Highlights & Insights¶
- Zero Human Supervision: Requires no math problems or domain-specific data; games generate infinite training data automatically.
- Transferability Discovery: Reasoning patterns learned in games (case analysis, probability estimation) are transferable to academic reasoning tasks.
- Necessity of RAE: Elegantly resolves variance issues in multi-agent zero-sum training, preventing thinking collapse.
- Complementary Skills: Different games cultivate different cognitive abilities; multi-game synergy > single game.
Limitations & Future Work¶
- Only three relatively simple games were tested; the effectiveness on complex games (e.g., Diplomacy) remains unknown.
- High computational overhead: Multi-turn multi-agent autoregressive generation requires significant GPU resources.
- Analysis of transfer mechanisms remains post-hoc and qualitative, lacking rigorous theoretical explanation.
- Gains are limited on highly optimized instruct models (Llama-3.1-8B-Instruct showed only +2.0).
Related Work & Insights¶
- LLM RL Reasoning: OpenAI o1, DeepSeek-R1, GRPO (Shao et al., 2024).
- LLM Self-Play: SPAG (Cheng et al., 2024) single-game offline; Absolute Zero (Zhao et al., 2025) single-turn coding.
- LLMs in Games: RAGEN (Wang et al., 2025b), ViGaL (Xie et al., 2025b).
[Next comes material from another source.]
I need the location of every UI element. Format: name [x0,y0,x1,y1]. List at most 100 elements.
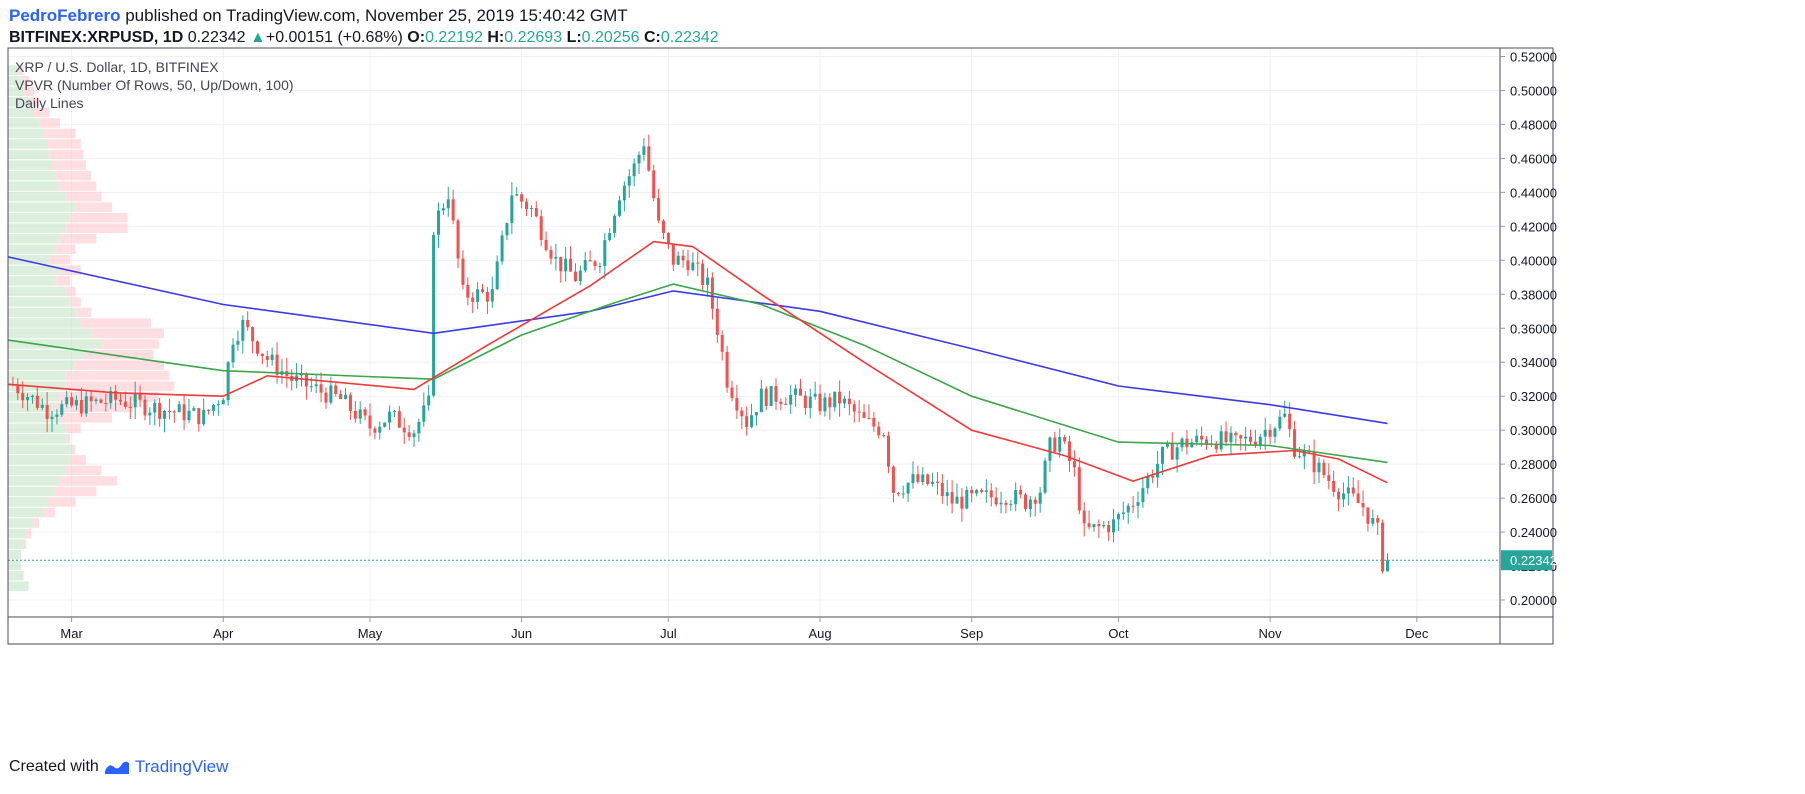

- Multi-Agent RL: Cicero (FAIR et al., 2022) focused on superhuman performance in a single game.
Rating¶
- Novelty: ⭐⭐⭐⭐⭐ — Multi-game multi-turn zero-sum self-play for general reasoning is a new paradigm.
- Theoretical Depth: ⭐⭐⭐ — RAE is intuitively explained but lacks rigorous theoretical derivation.
- Experimental Thoroughness: ⭐⭐⭐⭐⭐ — 4 model families × 8 reasoning benchmarks × detailed ablations × CoT analysis.
- Value: ⭐⭐⭐⭐ — Improves reasoning without domain data, though at a high computational cost.